Le potentiel sur le marché canadien est intéressant, mais les pétrolières visent à augmenter leurs exportations vers les États-Unis, mais aussi vers l’Asie. En raison du manque de débouchés en ce moment, le pétrole canadien se vend environ 20 $ moins cher que le pétrole américain, dont le baril dépasse les 100 $.

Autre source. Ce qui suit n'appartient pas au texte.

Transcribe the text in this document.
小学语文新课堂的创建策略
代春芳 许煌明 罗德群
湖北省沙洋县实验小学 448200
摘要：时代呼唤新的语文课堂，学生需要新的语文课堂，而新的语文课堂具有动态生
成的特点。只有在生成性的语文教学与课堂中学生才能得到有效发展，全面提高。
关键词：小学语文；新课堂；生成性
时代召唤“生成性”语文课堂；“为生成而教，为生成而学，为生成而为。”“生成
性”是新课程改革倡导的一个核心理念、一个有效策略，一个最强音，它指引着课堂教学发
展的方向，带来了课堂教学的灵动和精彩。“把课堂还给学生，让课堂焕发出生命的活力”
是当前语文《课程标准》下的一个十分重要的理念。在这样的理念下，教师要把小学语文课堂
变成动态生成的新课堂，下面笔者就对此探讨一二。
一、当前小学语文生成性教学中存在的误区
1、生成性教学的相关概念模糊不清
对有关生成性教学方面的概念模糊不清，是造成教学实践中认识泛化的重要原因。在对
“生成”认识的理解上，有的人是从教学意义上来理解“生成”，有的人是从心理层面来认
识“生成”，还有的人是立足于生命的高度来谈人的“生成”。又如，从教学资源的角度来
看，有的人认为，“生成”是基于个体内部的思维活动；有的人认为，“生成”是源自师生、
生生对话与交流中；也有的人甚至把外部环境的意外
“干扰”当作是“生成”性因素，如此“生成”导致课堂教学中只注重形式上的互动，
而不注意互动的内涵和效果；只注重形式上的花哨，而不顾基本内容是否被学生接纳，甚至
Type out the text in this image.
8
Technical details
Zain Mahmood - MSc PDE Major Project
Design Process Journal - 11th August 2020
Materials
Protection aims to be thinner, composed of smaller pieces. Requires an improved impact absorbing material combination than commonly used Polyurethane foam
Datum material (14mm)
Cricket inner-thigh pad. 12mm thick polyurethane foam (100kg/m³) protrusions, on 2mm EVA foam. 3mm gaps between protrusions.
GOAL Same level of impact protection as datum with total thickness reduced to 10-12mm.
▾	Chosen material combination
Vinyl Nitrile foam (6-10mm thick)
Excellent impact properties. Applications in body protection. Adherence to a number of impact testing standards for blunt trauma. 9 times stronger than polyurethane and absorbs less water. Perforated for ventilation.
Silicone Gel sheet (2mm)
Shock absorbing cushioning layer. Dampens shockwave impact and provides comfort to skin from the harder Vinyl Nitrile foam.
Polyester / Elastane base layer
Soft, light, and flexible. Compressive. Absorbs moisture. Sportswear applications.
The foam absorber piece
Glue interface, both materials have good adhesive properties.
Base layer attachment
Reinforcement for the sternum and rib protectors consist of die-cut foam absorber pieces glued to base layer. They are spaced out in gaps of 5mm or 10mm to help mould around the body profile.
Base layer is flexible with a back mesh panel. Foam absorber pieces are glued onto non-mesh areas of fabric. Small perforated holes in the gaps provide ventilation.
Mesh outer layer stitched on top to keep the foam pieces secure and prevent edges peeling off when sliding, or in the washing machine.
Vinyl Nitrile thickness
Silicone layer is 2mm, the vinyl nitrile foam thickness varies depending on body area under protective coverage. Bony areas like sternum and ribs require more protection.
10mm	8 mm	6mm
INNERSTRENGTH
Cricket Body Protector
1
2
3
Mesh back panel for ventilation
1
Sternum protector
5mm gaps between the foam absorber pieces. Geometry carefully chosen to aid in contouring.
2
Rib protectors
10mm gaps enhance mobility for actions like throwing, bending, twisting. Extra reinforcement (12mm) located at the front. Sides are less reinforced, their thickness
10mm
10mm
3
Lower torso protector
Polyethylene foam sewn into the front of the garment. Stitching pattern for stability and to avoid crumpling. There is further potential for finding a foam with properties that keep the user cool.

L’Association canadienne des produits pétroliers a déterminé les marchés supplémentaires possibles pour le pétrole albertain, dans la mesure où des pipelines sont ajoutés :

  • 640 000 bpj : c’est ce qu’importent les raffineries du Québec et de l’Atlantique, c’est environ 90 % du pétrole raffiné dans l’est du pays;
  • 680 000 bpj : c’est l’ajout possible de pétrole que le Canada pourrait exporter vers les raffineries américaines du golfe du Mexique. En ce moment, ces installations raffinent 8 millions de barils par jour, dont 2 millions provenant de pétrole importé. L’association est d’avis que le Canada pourrait remplacer 680 000 barils par jour de ce pétrole importé;
  • 465 000 bpj : c’est le potentiel d’exportations pour les pétrolières canadiennes vers les raffineries du Midwest américain actuellement en rénovation pour transformer davantage de pétrole lourd;
  • 100 000 bpj : vers les raffineries les États de Washington et de Californie;
  • 100 000 bpj : vers les raffineries de la côte est américaine, qui ajouteraient à leur capacité.

À cela, le Canada vise aussi la Chine et l’Inde. En ce moment, la demande en pétrole importé des deux pays émergents les plus importants du monde est de 9,7 millions de barils par jour. Projection pour 2030? 17,7 millions! Le Canada veut une part du gâteau.

Stephen Harper a été très clair : « Aucun pays, quoi qu’ils en disent, ne veut entreprendre des actions sur le changement climatique qui détruiront les emplois et la croissance […] Nous sommes juste un peu plus francs à ce propos. »

Le premier ministre exprime une inquiétude réelle : la réduction des gaz à effet de serre (GES) pourrait-elle entraîner un ralentissement de l’économie? La question est légitime. Mais il faut se poser aussi une autre question : la hausse continue des GES, notamment par l’exploitation des sables bitumineux, pourrait-elle nuire davantage à l’économie dans 30 ans, dans 50 ans, dans 75 ans?